Monday, April 16, 2012
Captive Beauty (orig. Belleza Cautiva) 
IMDb listing -
Captive Beauty (orig. Belleza Cautiva) is a rather unsettling documentary directed by Jared Goodman about a beauty pageant held in recent years as a morale booster for the (female) inmates at a woman's prison named Buen Pastor in Mendellin, Colombia.
The explanation given for the very idea of holding a beauty pageant among the inmates of a woman's prison in Colombia was that beauty pageants are part and parcel of Colombian society: "There isn't a neighborhood event held in Colombia which does not include some kind of beauty pageant." One of the female guards at the prison was taking modeling classes. So the idea apparently came-up in prison staff discussion of holding a beauty pageant with women prisoners competing on behalf of their cell blocks and that it could serve as a moral booster for the prisoners themselves. By appearances, it would seem that the prison staff was right, the women prisoners, even those not selected to represent the various cell blocks, did apparently "got into it."
If this begins to sound to you like a "somewhat distant cousin of The Hunger Games" actually playing out in reality, well ... I agree with you. I found this film rather unsettling and on all kinds of levels.
First, the reader here would probably be surprised that six "beauty pageant worthy" contestants from the various cell blocks could be found at all. (The contestants had been selected by the inmates from their respective cell blocks).
Second, as good looking as these prisoner "contestants" were, objectively, they REALLY DESERVED to be in prison. In interviews with them, most of the women admitted that they understood why they were in jail often with sentences of many years. At least one, however, maintained her innocence saying that she was simply in the wrong place at the wrong time. An interview with the American "Gringo" male that her group had kidnapped however would probably set most viewers straight. He told the interviewer that she had been tossing a live hand grenade between her hands threatening him with blowing them both up, and that he had been completely convinced that she was going to waste him (along with herself and the others in her group) unless his friends came-up with whatever the ransom was.

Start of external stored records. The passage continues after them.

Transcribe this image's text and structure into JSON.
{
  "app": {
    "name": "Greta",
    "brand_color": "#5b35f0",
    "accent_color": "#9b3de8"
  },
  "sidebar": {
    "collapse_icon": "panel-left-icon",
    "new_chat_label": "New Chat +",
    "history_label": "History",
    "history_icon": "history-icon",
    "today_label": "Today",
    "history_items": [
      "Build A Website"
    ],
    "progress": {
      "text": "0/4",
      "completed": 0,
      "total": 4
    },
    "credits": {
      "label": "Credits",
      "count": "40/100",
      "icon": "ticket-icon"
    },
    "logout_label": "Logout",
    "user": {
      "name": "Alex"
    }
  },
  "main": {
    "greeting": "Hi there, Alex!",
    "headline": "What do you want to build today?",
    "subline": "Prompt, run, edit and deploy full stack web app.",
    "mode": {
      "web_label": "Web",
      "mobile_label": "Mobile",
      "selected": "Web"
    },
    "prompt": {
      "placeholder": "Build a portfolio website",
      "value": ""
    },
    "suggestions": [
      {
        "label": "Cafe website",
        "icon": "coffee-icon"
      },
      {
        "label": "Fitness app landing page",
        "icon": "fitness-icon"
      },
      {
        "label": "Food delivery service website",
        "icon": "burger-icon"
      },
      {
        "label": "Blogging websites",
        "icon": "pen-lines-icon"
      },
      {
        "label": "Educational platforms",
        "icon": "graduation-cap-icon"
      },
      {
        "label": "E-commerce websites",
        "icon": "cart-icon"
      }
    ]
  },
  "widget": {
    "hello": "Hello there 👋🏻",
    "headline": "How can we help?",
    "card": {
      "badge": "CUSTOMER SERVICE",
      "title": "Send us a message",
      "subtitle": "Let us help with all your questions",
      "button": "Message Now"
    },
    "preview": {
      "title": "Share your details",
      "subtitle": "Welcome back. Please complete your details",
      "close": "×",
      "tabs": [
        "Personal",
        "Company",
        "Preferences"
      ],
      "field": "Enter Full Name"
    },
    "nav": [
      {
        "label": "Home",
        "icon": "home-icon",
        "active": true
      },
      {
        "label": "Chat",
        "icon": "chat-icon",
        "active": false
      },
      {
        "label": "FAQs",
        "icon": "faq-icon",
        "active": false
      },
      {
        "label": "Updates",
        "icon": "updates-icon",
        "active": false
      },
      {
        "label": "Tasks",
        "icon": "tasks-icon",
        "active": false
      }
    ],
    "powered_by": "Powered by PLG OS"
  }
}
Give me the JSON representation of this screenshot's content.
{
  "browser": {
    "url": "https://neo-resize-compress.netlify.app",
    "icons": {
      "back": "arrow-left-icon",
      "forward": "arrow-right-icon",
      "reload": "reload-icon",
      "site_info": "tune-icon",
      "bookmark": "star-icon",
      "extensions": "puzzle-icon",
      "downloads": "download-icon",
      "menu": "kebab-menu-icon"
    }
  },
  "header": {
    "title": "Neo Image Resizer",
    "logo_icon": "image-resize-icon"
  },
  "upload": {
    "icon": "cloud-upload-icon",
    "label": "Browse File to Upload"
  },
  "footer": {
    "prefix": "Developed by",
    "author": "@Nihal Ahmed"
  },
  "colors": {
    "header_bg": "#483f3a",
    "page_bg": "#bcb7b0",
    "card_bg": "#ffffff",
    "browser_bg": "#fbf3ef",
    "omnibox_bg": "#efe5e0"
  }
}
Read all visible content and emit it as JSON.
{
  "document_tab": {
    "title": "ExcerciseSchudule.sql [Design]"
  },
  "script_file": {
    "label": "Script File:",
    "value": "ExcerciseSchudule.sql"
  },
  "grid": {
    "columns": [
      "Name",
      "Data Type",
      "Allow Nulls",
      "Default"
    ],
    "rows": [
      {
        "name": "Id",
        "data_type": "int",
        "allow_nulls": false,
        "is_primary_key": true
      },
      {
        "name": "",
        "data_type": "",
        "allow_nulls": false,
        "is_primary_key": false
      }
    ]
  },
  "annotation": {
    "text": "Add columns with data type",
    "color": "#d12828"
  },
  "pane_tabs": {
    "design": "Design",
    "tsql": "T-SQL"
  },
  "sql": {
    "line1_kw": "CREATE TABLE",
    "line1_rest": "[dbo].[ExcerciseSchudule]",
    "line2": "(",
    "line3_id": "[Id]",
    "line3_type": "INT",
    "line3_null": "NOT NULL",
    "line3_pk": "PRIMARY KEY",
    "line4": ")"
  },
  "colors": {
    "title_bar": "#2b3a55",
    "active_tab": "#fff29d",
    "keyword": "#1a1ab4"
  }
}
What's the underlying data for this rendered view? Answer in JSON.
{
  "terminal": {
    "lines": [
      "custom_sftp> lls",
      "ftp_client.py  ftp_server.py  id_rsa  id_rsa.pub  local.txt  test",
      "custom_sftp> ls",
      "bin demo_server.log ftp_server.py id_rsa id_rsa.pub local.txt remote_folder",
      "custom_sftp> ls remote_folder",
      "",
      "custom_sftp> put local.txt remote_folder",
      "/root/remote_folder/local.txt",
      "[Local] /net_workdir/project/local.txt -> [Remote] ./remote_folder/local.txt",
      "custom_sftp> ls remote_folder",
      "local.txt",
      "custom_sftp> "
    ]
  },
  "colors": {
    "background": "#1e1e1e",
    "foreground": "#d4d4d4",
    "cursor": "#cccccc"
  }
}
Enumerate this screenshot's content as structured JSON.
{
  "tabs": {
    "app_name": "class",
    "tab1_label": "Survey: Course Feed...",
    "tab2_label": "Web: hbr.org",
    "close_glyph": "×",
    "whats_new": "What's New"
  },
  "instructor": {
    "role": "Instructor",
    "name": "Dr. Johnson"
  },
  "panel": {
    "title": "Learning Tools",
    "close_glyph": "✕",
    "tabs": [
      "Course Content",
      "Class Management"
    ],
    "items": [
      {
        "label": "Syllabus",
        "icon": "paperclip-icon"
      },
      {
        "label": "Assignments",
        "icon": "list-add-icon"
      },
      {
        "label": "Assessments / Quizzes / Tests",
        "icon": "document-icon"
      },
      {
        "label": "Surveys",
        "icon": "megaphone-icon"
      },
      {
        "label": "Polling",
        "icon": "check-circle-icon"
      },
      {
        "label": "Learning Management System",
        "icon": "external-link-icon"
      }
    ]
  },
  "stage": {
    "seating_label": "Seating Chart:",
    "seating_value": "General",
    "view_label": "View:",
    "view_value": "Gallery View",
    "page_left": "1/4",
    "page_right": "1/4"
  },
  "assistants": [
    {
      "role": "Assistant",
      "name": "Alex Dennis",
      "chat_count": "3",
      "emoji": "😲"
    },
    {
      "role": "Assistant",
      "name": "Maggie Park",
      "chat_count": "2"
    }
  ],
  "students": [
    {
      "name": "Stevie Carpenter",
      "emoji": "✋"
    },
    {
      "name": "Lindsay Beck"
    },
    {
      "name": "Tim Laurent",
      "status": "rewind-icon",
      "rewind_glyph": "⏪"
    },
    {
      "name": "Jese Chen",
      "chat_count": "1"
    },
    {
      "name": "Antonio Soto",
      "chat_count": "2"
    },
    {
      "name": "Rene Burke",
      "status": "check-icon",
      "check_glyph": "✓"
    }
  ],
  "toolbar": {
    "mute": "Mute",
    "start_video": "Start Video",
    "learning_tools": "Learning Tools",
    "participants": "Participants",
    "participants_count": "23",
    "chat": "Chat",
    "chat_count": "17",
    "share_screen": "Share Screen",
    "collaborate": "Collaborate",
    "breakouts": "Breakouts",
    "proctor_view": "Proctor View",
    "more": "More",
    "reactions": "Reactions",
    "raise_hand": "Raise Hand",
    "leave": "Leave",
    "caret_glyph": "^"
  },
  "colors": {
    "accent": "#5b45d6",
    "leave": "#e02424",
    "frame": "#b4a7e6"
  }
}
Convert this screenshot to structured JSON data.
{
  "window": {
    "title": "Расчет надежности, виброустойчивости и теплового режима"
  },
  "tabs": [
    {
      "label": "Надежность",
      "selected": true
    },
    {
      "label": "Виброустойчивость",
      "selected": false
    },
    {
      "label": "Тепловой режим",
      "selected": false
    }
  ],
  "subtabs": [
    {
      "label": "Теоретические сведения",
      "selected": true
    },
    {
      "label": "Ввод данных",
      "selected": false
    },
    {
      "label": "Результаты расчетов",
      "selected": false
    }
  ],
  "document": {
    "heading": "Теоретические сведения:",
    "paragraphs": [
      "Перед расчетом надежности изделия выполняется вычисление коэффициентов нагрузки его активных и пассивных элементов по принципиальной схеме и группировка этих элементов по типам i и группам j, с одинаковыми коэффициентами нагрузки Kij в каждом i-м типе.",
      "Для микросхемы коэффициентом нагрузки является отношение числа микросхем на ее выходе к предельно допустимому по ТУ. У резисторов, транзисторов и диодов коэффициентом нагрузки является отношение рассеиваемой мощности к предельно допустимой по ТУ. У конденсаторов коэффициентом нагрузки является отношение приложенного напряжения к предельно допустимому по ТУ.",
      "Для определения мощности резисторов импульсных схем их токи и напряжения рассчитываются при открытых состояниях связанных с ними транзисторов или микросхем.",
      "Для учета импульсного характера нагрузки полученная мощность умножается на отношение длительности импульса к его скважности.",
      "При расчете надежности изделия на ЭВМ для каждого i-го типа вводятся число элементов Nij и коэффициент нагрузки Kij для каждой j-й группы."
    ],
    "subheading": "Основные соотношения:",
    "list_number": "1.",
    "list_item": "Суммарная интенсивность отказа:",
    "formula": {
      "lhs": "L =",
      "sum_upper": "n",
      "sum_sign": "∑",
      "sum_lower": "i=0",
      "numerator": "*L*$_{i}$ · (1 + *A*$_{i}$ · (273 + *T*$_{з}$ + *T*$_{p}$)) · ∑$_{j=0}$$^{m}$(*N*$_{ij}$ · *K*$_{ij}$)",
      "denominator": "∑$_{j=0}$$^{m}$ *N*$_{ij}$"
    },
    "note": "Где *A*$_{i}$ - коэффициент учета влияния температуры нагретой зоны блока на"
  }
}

Another one of the contestants had been kidnapped from her uncle's "finca" (farm) in the countryside by one of Colombia's left-wing guerrilla groups as a 14 year-old, and had spent years then fighting on behalf of the guerrillas before getting captured and then put in prison. A third had been raped by a relative as a 10-12 year old, and that sent her on a violent path. She started hanging-out with right-wing paramilitary groups saying that she liked their slogan "Death to Rapists." In an interview with a sister of hers, the sister said that this woman must have killed at least 15 people before finally being arrested. "She kept coming home with blood on her clothes."
So, if nothing else folks, the film reminds viewers that just because a young woman could be "really really good looking" doesn't mean that she's necessarily "kind" as well. Like _anybody else_, until you get to know her, she really could end-up being ... evil, crazy or both.
The "Death to Rapists" vigilante seemed to have found some peace in prison, having a prominent picture of Mary in her cell and (I believe) was shown going to Mass in the prison. Still, one gets the idea above of the true reality of these people's past crimes. And aside from the one American interviewed, one can only imagine what the victims of these women's crimes would have thought upon finding reference to them in the news of competing in a prison beauty pageant, this because the pageant made and was apparently followed avidly by Colombia's tabloid television press at the time.
Now don't get me wrong, I do wish that prisons were kept in greater order so that prisoners would only be punished through time served rather than through the near constant threat of prison violence / rape (which often makes prison time a tragically disproportionate sentence for the crime committed).
But I do find it quite disturbing to find prisoners or ex-cons made into arguably heroes (as in the gang intervention documentary The Interrupters  filmed in all places, my current Chicago, IL) or into quasi-celebrities (as in the case here).
Yes, I do believe in forgiveness and redemption. The case of St. John of God (on whom Robert DeNiro's role in The Mission  was probably based) offers a great example of this. Yet, I do believe that an ex-con / redeemed sinner ought to go about one's redeemed life _modestly_ and thus certainly out of the lime-light.
So as strange and arguably fascinating as the concept of this film was, I can't help but think that it's just a step or two from the "reality TV" horror condemned recently in the fictionalized Hunger Games. Still, exactly like a train-wreck, the film is certainly provocative even as it is disconcerting.